Ann Tobin, a university lecturer, says she turned up suspicious of Corbyn but left convinced: “I’ve seen too many people being demagogic without substance to back it up. This sounded serious and sensible and worked-out.”
Another Corbyn supporter in the Matlock crowd, wearing a garish shirt, turns out to be David Bishop, the leader of the Bus Pass Elvis political party: “I joined last year and paid my £3 but they [Labour HQ] said I couldn’t vote for him because I’m the leader of a rival political party. I didn’t even get my £3 back.”
Bishop says he’d like to affiliate his party if Corbyn could change the rules: “I’ve got my own policies, like better daytime TV for the unemployed and legalised brothels.”

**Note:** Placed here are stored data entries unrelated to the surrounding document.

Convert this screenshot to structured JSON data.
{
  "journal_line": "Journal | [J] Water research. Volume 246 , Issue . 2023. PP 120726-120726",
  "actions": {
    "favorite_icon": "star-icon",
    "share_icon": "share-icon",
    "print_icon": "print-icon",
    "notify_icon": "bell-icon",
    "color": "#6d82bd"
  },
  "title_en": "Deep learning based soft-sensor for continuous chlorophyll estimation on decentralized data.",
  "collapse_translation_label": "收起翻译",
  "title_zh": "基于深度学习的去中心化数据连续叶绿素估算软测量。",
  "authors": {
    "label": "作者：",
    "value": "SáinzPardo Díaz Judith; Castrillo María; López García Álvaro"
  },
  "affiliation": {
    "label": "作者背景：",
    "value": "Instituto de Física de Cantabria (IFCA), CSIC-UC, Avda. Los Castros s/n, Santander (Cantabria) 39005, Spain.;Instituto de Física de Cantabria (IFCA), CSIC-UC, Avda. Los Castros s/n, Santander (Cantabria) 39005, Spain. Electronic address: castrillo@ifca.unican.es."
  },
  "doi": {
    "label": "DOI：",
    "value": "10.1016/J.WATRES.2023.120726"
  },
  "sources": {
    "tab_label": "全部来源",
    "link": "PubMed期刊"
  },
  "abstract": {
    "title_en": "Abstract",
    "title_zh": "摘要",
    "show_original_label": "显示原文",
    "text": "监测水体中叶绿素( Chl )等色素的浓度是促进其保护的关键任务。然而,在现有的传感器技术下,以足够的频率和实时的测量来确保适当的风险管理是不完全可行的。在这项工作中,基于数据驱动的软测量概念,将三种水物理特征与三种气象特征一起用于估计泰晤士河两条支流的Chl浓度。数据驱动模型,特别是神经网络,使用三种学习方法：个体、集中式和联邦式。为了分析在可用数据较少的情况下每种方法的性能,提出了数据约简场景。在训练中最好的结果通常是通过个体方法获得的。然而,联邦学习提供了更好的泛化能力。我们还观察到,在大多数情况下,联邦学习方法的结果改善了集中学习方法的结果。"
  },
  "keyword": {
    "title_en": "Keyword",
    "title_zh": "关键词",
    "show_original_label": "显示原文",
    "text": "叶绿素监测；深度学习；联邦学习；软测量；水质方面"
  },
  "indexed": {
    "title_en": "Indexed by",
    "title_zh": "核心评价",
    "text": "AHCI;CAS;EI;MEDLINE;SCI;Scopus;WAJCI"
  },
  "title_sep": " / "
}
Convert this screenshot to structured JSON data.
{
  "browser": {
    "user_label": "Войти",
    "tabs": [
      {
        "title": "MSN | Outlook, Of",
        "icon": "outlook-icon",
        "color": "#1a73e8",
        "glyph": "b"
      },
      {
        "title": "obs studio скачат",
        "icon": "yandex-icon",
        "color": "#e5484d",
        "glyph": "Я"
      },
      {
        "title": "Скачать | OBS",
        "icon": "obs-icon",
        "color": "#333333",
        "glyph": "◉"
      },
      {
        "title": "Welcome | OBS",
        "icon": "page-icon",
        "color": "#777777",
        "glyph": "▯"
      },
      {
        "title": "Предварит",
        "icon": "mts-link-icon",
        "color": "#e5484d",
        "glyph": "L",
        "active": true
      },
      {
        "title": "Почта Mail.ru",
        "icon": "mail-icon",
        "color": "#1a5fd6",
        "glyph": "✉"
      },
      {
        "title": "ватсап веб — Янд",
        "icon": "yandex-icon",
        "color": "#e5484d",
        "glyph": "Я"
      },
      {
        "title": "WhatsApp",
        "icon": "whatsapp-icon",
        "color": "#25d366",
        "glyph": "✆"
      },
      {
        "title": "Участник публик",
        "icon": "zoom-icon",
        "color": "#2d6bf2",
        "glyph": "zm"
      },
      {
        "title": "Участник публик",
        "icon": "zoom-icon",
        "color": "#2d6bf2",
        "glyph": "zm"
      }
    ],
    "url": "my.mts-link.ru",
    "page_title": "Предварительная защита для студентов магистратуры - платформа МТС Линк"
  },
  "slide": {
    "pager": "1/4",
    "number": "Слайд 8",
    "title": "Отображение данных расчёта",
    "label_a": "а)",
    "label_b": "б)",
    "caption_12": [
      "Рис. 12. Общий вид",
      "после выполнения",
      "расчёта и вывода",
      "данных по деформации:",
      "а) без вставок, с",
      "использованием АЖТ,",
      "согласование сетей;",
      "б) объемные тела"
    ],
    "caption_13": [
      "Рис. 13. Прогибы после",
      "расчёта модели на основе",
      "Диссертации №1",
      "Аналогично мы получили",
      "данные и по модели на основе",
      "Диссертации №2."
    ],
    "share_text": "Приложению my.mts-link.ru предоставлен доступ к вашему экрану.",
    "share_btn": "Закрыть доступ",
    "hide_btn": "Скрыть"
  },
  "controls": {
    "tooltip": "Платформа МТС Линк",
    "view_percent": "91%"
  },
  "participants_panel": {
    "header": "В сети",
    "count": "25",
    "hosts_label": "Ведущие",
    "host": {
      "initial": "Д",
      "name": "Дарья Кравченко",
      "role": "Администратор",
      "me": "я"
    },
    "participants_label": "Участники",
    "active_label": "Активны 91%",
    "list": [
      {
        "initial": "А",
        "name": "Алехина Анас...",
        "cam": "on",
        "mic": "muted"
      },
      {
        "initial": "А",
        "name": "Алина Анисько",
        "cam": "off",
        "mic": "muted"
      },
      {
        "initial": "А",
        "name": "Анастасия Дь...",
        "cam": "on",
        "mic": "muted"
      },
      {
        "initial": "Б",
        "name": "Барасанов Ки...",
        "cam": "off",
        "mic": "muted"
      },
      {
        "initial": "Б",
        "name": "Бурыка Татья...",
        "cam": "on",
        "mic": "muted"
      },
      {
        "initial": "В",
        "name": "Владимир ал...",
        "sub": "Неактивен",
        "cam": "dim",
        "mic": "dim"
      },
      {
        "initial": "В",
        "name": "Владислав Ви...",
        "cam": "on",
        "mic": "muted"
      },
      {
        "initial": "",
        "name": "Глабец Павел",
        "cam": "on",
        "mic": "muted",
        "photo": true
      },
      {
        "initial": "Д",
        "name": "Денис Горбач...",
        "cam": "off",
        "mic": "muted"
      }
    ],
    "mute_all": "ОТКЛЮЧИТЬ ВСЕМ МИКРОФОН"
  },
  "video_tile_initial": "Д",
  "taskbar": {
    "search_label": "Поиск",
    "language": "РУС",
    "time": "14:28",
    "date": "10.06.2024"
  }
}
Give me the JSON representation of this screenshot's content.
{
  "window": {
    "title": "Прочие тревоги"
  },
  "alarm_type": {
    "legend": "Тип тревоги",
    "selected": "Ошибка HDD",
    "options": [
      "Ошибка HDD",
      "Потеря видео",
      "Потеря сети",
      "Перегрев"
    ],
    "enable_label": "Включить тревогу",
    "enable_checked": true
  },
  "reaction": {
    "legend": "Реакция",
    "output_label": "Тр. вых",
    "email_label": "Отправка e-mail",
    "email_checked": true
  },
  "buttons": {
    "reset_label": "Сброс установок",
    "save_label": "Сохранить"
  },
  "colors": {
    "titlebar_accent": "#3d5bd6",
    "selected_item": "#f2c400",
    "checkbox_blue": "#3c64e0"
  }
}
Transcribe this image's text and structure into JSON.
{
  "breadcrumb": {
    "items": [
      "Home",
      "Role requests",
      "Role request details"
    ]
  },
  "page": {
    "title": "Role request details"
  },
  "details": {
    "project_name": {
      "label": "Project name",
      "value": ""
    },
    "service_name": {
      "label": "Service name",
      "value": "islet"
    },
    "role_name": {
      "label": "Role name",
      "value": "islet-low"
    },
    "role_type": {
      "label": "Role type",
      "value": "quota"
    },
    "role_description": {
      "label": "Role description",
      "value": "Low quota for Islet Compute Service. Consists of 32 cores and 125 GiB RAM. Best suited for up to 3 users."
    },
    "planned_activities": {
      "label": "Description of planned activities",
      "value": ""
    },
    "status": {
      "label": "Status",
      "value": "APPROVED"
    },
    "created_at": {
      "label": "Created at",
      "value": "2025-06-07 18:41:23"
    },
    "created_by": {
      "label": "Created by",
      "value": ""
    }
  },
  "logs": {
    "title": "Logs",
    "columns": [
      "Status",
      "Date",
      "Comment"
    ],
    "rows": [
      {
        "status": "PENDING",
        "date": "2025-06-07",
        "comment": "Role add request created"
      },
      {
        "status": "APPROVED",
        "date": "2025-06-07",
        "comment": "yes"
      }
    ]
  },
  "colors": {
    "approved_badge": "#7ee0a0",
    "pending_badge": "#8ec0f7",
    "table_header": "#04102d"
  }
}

Corbyn concludes his speech by saying his campaign is about remaking politics: “At one level this is a campaign about who is the leader of a party. But another it’s about how we do politics in this country. Let’s go back into parliament that day and take the fight straight back to the Tories.
“This is a preparation for a general election campaign to carry a message of cohesion and what we can achieve as a society.”
But these rallies are also about getting control of the party. It's hard to imagine how Owen Smith could convince anyone in this crowd with arguments about electability against values.
After the speech, Hannah Fry, who works for a local furniture company, sums up the crowd reaction as Corbyn is mobbed for selfies on a hot summer afternoon in the park. She finds Owen Smith “really smarmy and awful”, felt things "went wrong" with Labour under Tony Blair, and is convinced Corbyn can win a general election.
But the main goal, both for Fry and for many at Corbyn's Derbyshire rallies, is the long-term realignment of Labour: “Even if he doesn’t win, then at least he’ll shift the party back to the left instead.”